Elektroauto in Nahaufnahme an Ladesäule angeschlossen
16.10.2020 Forschung & Wissenschaft von: Redaktion

Mobilitätsmonitor 2020: Corona und E-Mobilität

Die Corona-Pandemie bestimmt weiterhin unseren Alltag und Prioritäten verschieben sich. Bleiben der Klima- und Umweltschutz weiterhin wichtige Anliegen? Wie wirkt sich die Corona-Krise auf das Mobilitätsverhalten der Deutschen aus? Und wie ist es um die Akzeptanz der Elektromobilität in der Bevölkerung bestellt? Eine repräsentative Studie des Instituts für Demoskopie (IfD) Allensbach im Auftrag von acatech – Deutsche Akademie der Technikwissenschaften liefert jetzt Antworten darauf.

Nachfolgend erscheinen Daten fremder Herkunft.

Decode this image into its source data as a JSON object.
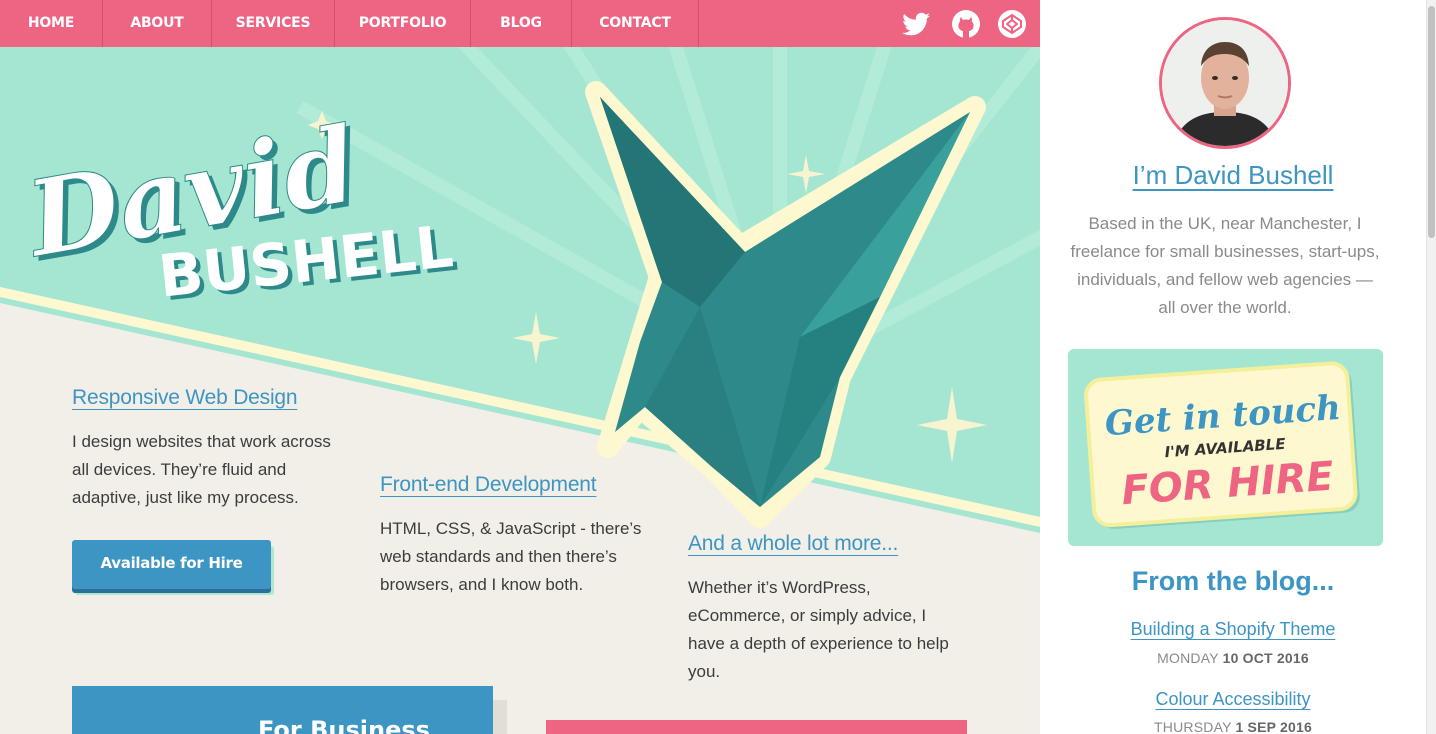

Der Mobilitätsmonitor wurde zum ersten Mal bereits im Mai 2019 durchgeführt. Nun wurden die Ergebnisse der zweiten Studie am 13. Oktober in einer virtuellen Pressekonferenz vorgetragen. 1237 Deutsche wurden darin zu ihrem Verhalten, Einschätzungen und Ausblicken in Bezug auf ihre Mobilität in Zeiten von Corona befragt.

Mobilitätsverhalten in Zeiten von Corona

Das Coronavirus wirkt sich einschneidend auf das Verhalten der Deutschen aus: So unternimmt 48 Prozent der Bevölkerung weniger Reisen in 2020, 40 Prozent verzichten in diesem Jahr auf Auslandsreisen und 39 Prozent auf Flugreisen. Bei Flugreisen wünscht sich der Großteil dennoch eine Rückkehr zur Normalität: Nur 10 Prozent der Befragten wollen auch nach Corona keine Flugreisen mehr unternehmen.

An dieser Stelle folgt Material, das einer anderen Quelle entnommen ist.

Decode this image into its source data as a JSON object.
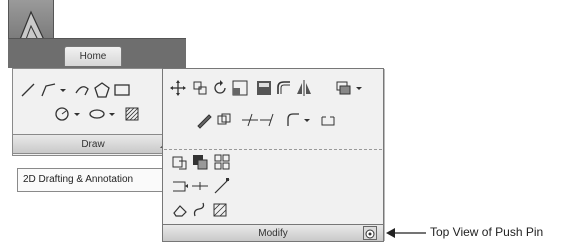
{
  "ribbon": {
    "tab_home": "Home"
  },
  "panels": {
    "draw": {
      "title": "Draw"
    },
    "modify": {
      "title": "Modify"
    }
  },
  "workspace": {
    "value": "2D Drafting & Annotation"
  },
  "callout": {
    "text": "Top View of Push Pin"
  },
  "icons": [
    "line-icon",
    "polyline-icon",
    "arc-icon",
    "polygon-icon",
    "rectangle-icon",
    "circle-icon",
    "ellipse-icon",
    "hatch-icon",
    "move-icon",
    "copy-icon",
    "rotate-icon",
    "scale-icon",
    "array-icon",
    "offset-icon",
    "mirror-icon",
    "layer-icon",
    "pen-icon",
    "stretch-icon",
    "trim-icon",
    "extend-icon",
    "fillet-icon",
    "explode-icon",
    "chamfer-icon",
    "match-icon",
    "grid-icon",
    "lengthen-icon",
    "join-icon",
    "break-icon",
    "erase-icon",
    "edit-icon"
  ]
}
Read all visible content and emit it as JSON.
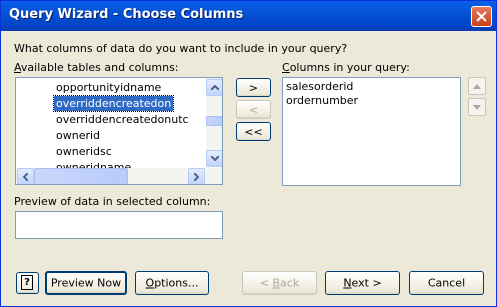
{
  "window": {
    "title": "Query Wizard - Choose Columns"
  },
  "prompt": "What columns of data do you want to include in your query?",
  "available": {
    "label_accel": "A",
    "label_rest": "vailable tables and columns:",
    "items": [
      "opportunityidname",
      "overriddencreatedon",
      "overriddencreatedonutc",
      "ownerid",
      "owneridsc",
      "owneridname"
    ],
    "selected": "overriddencreatedon"
  },
  "query": {
    "label_accel": "C",
    "label_rest": "olumns in your query:",
    "items": [
      "salesorderid",
      "ordernumber"
    ]
  },
  "move_buttons": {
    "add": ">",
    "remove": "<",
    "remove_all": "<<"
  },
  "preview": {
    "label": "Preview of data in selected column:",
    "value": ""
  },
  "buttons": {
    "preview_now": "Preview Now",
    "options_accel": "O",
    "options_rest": "ptions...",
    "back_pre": "< ",
    "back_accel": "B",
    "back_rest": "ack",
    "next_accel": "N",
    "next_rest": "ext >",
    "cancel": "Cancel"
  },
  "state": {
    "back_enabled": false,
    "remove_enabled": false,
    "reorder_enabled": false
  }
}
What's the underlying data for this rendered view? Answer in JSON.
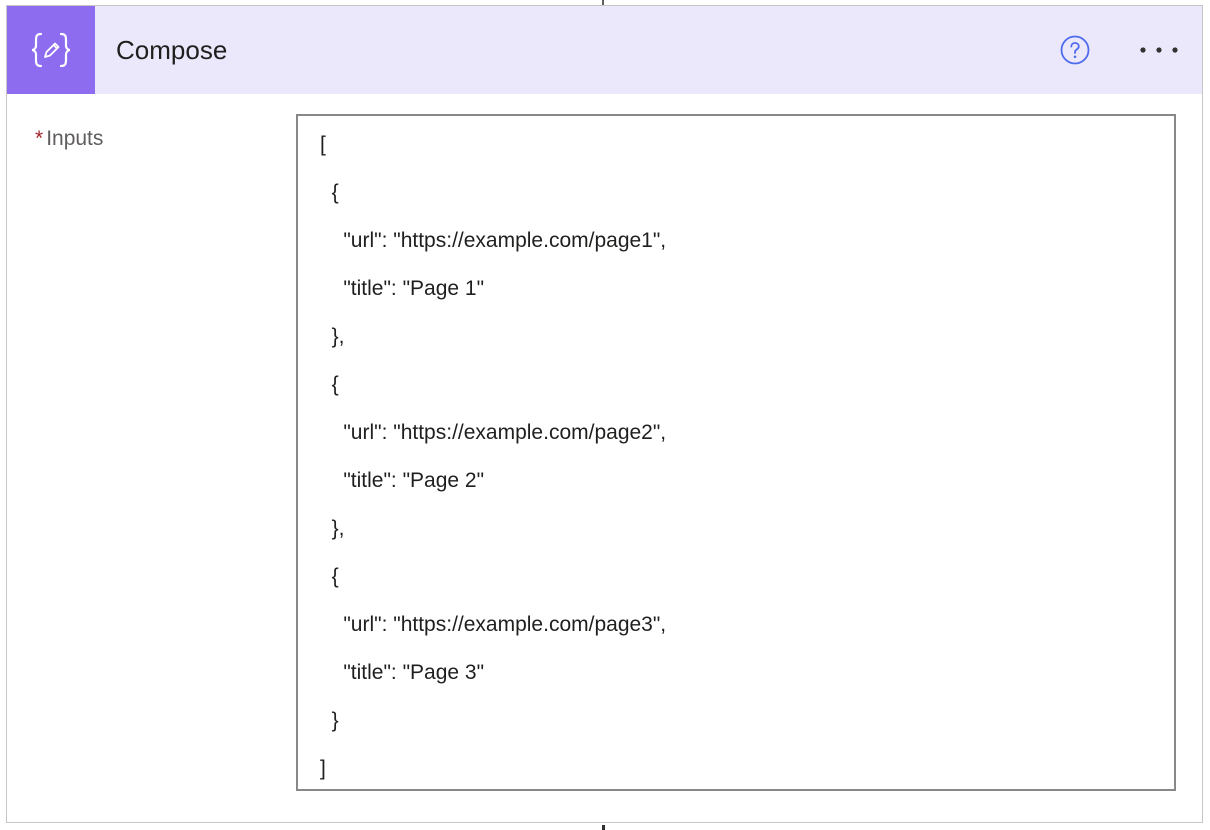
{
  "action": {
    "title": "Compose",
    "icon": "compose-braces-pencil-icon",
    "header_color": "#ebe8fc",
    "icon_bg_color": "#8e6cf0",
    "help_icon": "question-circle-icon",
    "more_icon": "ellipsis-icon"
  },
  "inputs": {
    "required_marker": "*",
    "label": "Inputs",
    "lines": [
      "[",
      "  {",
      "    \"url\": \"https://example.com/page1\",",
      "    \"title\": \"Page 1\"",
      "  },",
      "  {",
      "    \"url\": \"https://example.com/page2\",",
      "    \"title\": \"Page 2\"",
      "  },",
      "  {",
      "    \"url\": \"https://example.com/page3\",",
      "    \"title\": \"Page 3\"",
      "  }",
      "]"
    ]
  }
}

Das Auto bleibt unverzichtbar

9 von 10 Befragten nutzen regelmäßig einen Pkw. Davon nutzen 52 ihr Auto täglich – das sind genau so viele wie im Vorjahr. Drei Viertel (74 %) der Umfrageteilnehmer zogen die Bilanz, dass der Pkw für sie unverzichtbar ist.

Die Akzeptanz der E-Mobilität steigt

Eins zeichnet sich ab: Bürgerinnen und Bürger gehen von gravierenden Veränderungen im Mobilitätssystem aus. Gegenüber dem Vorjahr stieg der Anteil der Bevölkerung, für den die Anschaffung eines E-Autos in Betracht käme, von 21 auf 24 Prozent. Jeder zweite Befragte (53 %) erwartet, dass sich die E-Mobilität durchsetzen wird.

„Beim Thema Elektromobilität klaffen enorme Unterschiede zwischen der Realität und der Wahrnehmung der Bürgerinnen und Bürgern. Wir sind aufgefordert, besser und verständlicher zu kommunizieren und die Öffentlichkeit noch stärker in die Transformationsprozesse der Mobilität einzubeziehen“, so Thomas Weber, Vizepräsident von acatech.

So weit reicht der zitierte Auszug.